Friday, November 8, 2013

The Ocean at the End of the Lane by Neil Gaiman

 
 

The Ocean at the End of the Lane
by Neil Gaiman
 
I listened to Neil Gaiman read this book some weeks ago on audio CD and it was brilliant! The other day I received the hard copy so I could write this review and stared at it in shock.  This is a very small book, but it certainly didn’t seem that way when I listened to it.  (Okay, then I listened to it again.) It’s only 178 pages, probably somewhere between 50,000 and 60,000 words.
 
That seems particularly appropriate as we are in the midst of National Novel Writing Month (NaNoWriMo) where the goal is to write 50,000 words in one month. Here is an example of something of that length.  It makes me wonder how many words were in the first draft, whether it was longer and edited down or shorter and added to in the rewriting and editing phase. Yes, I’m still getting over my shock.  It does not read like such a small book.  It is very much a big book.
 
The story begins with the narrator returning to visit his childhood home on the day of a funeral.
 
“I had done my duty in the morning, spoken the words I was meant to speak, and I meant them as I spoke them…”
 
I don’t think the author ever directly tells us who the funeral is for. I surmised that it was for the father but we never really know for certain.
 
Then we move back into the main part of the story, a remembrance of things past, when the narrator was but a little boy of seven or so. The vocabulary is somewhat advanced for the age of the main protagonist but perhaps not for a bookish child, as we find out right off.
 
“… the lady at the bakery said that they had never put a book on a birthday cake before, that mostly for boys it was footballs or spaceships. I was their first book.”
 
When no other children arrive for the party, he goes upstairs to read his new set of Narnia books.

It is is not exactly what I would call a horror book though there are horrors, all the more sinister and horrible for how close to home they are. It reminds me most of the Madeleine L’Engle fantasy books I read in my middle school years, though a bit more adult.
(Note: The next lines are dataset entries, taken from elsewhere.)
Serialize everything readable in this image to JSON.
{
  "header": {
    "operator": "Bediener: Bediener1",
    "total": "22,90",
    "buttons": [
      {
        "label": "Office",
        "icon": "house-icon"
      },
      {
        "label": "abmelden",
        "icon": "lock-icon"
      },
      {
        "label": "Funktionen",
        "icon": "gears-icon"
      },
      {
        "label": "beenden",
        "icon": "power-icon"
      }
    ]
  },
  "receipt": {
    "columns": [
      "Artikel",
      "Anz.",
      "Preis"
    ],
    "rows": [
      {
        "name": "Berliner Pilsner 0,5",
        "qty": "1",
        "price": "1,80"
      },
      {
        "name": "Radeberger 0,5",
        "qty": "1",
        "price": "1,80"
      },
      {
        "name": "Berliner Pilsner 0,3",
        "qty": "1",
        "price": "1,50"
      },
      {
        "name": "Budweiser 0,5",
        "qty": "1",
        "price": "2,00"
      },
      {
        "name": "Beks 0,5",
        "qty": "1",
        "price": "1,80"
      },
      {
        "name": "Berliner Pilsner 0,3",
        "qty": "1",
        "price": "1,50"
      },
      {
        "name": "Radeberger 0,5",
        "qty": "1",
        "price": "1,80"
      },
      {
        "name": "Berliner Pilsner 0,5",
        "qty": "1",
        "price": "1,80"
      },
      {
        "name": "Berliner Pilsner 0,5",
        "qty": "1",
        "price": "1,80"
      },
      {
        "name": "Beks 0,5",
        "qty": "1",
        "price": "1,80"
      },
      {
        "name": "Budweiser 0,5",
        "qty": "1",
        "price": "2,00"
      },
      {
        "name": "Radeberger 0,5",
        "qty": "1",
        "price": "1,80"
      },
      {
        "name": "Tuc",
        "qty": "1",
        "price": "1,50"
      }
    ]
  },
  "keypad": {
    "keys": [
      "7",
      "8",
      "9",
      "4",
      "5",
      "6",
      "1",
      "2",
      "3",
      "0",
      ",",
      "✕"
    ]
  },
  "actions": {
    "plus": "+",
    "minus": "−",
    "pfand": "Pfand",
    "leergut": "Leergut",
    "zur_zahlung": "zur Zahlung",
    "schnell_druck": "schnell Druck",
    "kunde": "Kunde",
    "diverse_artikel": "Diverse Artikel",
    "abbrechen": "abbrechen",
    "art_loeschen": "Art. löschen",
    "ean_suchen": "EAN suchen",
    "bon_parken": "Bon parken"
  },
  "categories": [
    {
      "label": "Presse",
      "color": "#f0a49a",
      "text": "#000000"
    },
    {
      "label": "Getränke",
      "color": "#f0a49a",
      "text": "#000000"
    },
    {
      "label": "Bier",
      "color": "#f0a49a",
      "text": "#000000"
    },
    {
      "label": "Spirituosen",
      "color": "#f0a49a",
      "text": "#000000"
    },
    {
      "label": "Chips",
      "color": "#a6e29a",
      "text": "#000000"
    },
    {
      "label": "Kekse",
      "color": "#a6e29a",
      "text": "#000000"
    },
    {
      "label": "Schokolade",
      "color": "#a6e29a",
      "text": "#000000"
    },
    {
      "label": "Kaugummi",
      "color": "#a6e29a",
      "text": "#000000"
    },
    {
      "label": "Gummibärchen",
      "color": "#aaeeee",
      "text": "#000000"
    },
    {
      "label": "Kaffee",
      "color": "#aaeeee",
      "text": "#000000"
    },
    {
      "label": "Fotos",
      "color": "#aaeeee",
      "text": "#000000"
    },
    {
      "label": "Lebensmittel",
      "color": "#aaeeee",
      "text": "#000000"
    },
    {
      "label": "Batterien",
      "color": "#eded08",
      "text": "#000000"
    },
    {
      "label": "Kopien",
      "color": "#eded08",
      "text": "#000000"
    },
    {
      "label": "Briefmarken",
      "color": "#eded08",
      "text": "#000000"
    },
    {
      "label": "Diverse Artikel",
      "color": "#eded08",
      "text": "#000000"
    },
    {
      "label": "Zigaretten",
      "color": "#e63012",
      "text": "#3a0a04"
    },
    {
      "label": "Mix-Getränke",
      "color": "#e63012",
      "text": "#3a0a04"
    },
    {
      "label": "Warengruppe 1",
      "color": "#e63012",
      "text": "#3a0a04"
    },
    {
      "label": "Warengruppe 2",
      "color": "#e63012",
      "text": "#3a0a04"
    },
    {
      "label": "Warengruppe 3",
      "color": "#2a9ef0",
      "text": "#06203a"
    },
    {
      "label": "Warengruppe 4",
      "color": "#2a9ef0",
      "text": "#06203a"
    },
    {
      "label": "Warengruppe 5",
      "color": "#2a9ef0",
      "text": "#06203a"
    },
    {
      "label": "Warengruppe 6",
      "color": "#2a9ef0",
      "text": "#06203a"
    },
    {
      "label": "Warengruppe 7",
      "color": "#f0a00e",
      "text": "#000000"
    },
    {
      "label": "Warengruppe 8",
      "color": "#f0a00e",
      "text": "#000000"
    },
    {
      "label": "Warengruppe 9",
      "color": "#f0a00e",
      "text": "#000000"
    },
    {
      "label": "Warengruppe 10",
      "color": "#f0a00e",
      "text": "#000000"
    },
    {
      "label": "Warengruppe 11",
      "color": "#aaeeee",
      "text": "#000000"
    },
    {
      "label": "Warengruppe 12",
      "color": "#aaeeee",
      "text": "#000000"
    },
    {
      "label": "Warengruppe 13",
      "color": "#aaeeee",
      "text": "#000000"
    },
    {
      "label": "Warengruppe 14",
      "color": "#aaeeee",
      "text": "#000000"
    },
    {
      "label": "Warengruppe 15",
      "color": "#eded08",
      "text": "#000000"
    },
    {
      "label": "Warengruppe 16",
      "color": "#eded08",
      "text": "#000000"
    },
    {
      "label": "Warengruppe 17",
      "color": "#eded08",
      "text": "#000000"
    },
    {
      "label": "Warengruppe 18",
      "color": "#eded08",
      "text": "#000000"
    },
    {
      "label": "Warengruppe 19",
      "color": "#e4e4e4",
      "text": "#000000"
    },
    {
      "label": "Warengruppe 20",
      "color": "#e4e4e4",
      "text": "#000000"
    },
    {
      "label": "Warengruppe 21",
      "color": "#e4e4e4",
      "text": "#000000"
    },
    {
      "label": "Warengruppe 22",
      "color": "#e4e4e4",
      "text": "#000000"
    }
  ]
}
The good witches come in threes, just like the three witches in A Wind in the Door.
 
The setting is so well realized – the author never overdoes the details but each detail adds to the suburban/rural setting with a large yard and garden, perhaps a bit overgrown, goldenrod and heather growing where they please, and a small farm down the lane.
 
It’s the perfect tale for a cold fall day or a dark winter’s night. It’s a fairy tale and a bit of a horror story and all too real in places. When you get to the end, you might just find yourself going back and reading it again, like I did. 

 


1 comment:

  1. I have to give this book the highest praise. I just finished it, and I really considered calling in to work so I could read it again and be that child again. Regrettably, I had to make adult choices. At least I have my fairy tales.